Threat intelligence firm GreyNoise has observed large-scale probing activity targeting misconfigured proxy servers that could expose access to commercial large language model (LLM) APIs. The activity, recorded between October 2025 and January 2026, includes more than 91,000 attack sessions across two distinct campaigns. While some indicators suggest possible security research or bug-hunting activity, GreyNoise warns that the reconnaissance patterns are consistent with preparation for broader exploitation.
Context
As organizations rapidly integrate LLMs into applications and workflows, access to model APIs has become both valuable and sensitive. Misconfigured proxies, server-side request forgery (SSRF) flaws, and poorly protected connectors can inadvertently expose backend credentials, allowing unauthorized use of paid or restricted AI services. This emerging attack surface is increasingly attractive to threat actors seeking scalable abuse or monetization opportunities.
What Happened
GreyNoise honeypots detected two major probing campaigns over a three-month period.
The first campaign began in October 2025 and leveraged ProjectDiscovery’s out-of-band application security testing (OAST) infrastructure. Activity spiked during the Christmas holiday period, with highly uniform request patterns suggesting automated tooling. Based on the infrastructure used, GreyNoise assesses that this campaign may be linked to security researchers or bug hunters, though grey-hat activity cannot be ruled out.

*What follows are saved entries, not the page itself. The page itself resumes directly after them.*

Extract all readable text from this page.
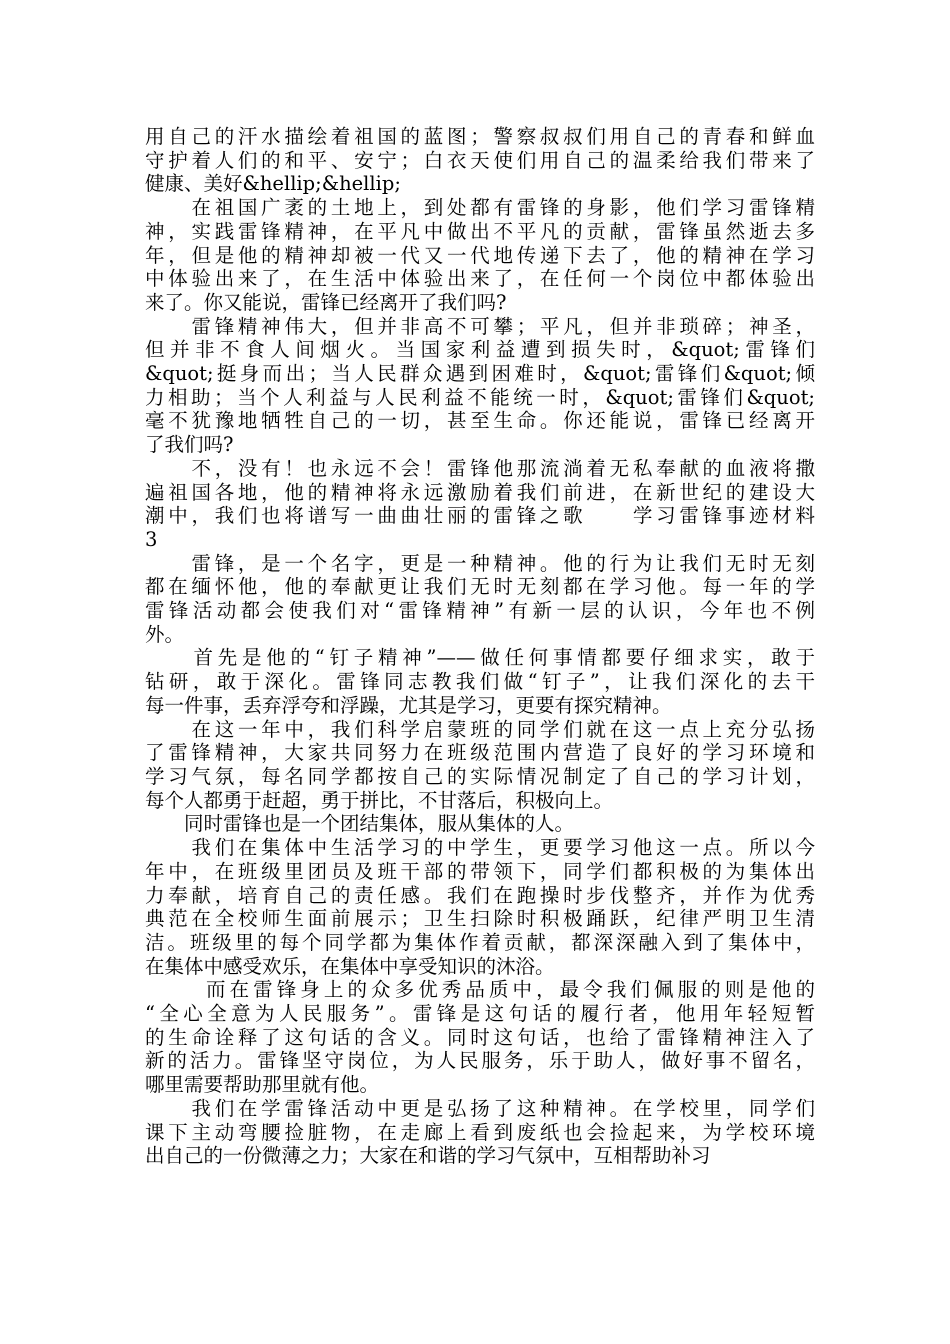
用自己的汗水描绘着祖国的蓝图；警察叔叔们用自己的青春和鲜血
守护着人们的和平、安宁；白衣天使们用自己的温柔给我们带来了
健康、美好&hellip;&hellip;
　　在祖国广袤的土地上，到处都有雷锋的身影，他们学习雷锋精
神，实践雷锋精神，在平凡中做出不平凡的贡献，雷锋虽然逝去多
年，但是他的精神却被一代又一代地传递下去了，他的精神在学习
中体验出来了，在生活中体验出来了，在任何一个岗位中都体验出
来了。你又能说，雷锋已经离开了我们吗?
　　雷锋精神伟大，但并非高不可攀；平凡，但并非琐碎；神圣，
但并非不食人间烟火。当国家利益遭到损失时，&quot;雷锋们
&quot;挺身而出；当人民群众遇到困难时，&quot;雷锋们&quot;倾
力相助；当个人利益与人民利益不能统一时，&quot;雷锋们&quot;
毫不犹豫地牺牲自己的一切，甚至生命。你还能说，雷锋已经离开
了我们吗?
　　不，没有！也永远不会！雷锋他那流淌着无私奉献的血液将撒
遍祖国各地，他的精神将永远激励着我们前进，在新世纪的建设大
潮中，我们也将谱写一曲曲壮丽的雷锋之歌　　学习雷锋事迹材料
3
　　雷锋，是一个名字，更是一种精神。他的行为让我们无时无刻
都在缅怀他，他的奉献更让我们无时无刻都在学习他。每一年的学
雷锋活动都会使我们对“雷锋精神”有新一层的认识，今年也不例
外。
　　首先是他的“钉子精神”——做任何事情都要仔细求实，敢于
钻研，敢于深化。雷锋同志教我们做“钉子”，让我们深化的去干
每一件事，丢弃浮夸和浮躁，尤其是学习，更要有探究精神。
　　在这一年中，我们科学启蒙班的同学们就在这一点上充分弘扬
了雷锋精神，大家共同努力在班级范围内营造了良好的学习环境和
学习气氛，每名同学都按自己的实际情况制定了自己的学习计划，
每个人都勇于赶超，勇于拼比，不甘落后，积极向上。
　　同时雷锋也是一个团结集体，服从集体的人。
　　我们在集体中生活学习的中学生，更要学习他这一点。所以今
年中，在班级里团员及班干部的带领下，同学们都积极的为集体出
力奉献，培育自己的责任感。我们在跑操时步伐整齐，并作为优秀
典范在全校师生面前展示；卫生扫除时积极踊跃，纪律严明卫生清
洁。班级里的每个同学都为集体作着贡献，都深深融入到了集体中，
在集体中感受欢乐，在集体中享受知识的沐浴。
　　 而在雷锋身上的众多优秀品质中，最令我们佩服的则是他的
“全心全意为人民服务”。雷锋是这句话的履行者，他用年轻短暂
的生命诠释了这句话的含义。同时这句话，也给了雷锋精神注入了
新的活力。雷锋坚守岗位，为人民服务，乐于助人，做好事不留名，
哪里需要帮助那里就有他。
　　我们在学雷锋活动中更是弘扬了这种精神。在学校里，同学们
课下主动弯腰捡脏物，在走廊上看到废纸也会捡起来，为学校环境
出自己的一份微薄之力；大家在和谐的学习气氛中，互相帮助补习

The second campaign started on December 28 and generated 80,469 attack sessions over just 11 days. This wave focused on identifying misconfigured proxies capable of exposing access to LLM APIs.
Technical Breakdown
The attackers performed reconnaissance against more than 70 LLM endpoints, issuing benign-looking test queries designed to identify which models responded without triggering security alerts. Targeted models included offerings from OpenAI, Anthropic, Meta, Google, Mistral, Alibaba, and xAI.
Both campaigns originated from two IP addresses previously associated with exploitation attempts against more than 200 known vulnerabilities, including CVE-2025-55182 (React2Shell) and CVE-2023-1389, a command injection flaw affecting TP-Link routers. This overlap suggests shared tooling or infrastructure rather than isolated testing.
Impact Analysis
While no confirmed API compromises have been publicly disclosed, successful exploitation of misconfigured proxies could allow attackers to:
Consume paid LLM APIs at scale
Extract sensitive prompts or responses
Abuse AI services for downstream attacks, such as phishing or malware generation
Even limited exposure could result in significant financial costs or data leakage for affected organizations.
Why It Matters
This activity highlights a growing security blind spot in AI adoption: infrastructure surrounding LLMs is often less mature than the models themselves. As organizations race to deploy AI capabilities, configuration errors can quietly introduce high-impact risks that traditional security controls may not yet fully address.
Expert Commentary
GreyNoise notes that the deliberate use of harmless test queries strongly suggests reconnaissance rather than immediate exploitation. Such behavior is commonly observed when attackers are mapping viable targets ahead of a larger campaign, allowing them to scale attacks rapidly once weaknesses are confirmed.
Key Takeaways
Threat actors are actively probing for misconfigured proxies exposing LLM APIs.
Over 91,000 attack sessions were observed across two coordinated campaigns.
Reconnaissance targeted dozens of commercial and open-source AI models.
Innocuous test queries were used to avoid detection while fingerprinting systems.
Organizations should review proxy configurations, enforce strict egress controls, and audit API credential handling.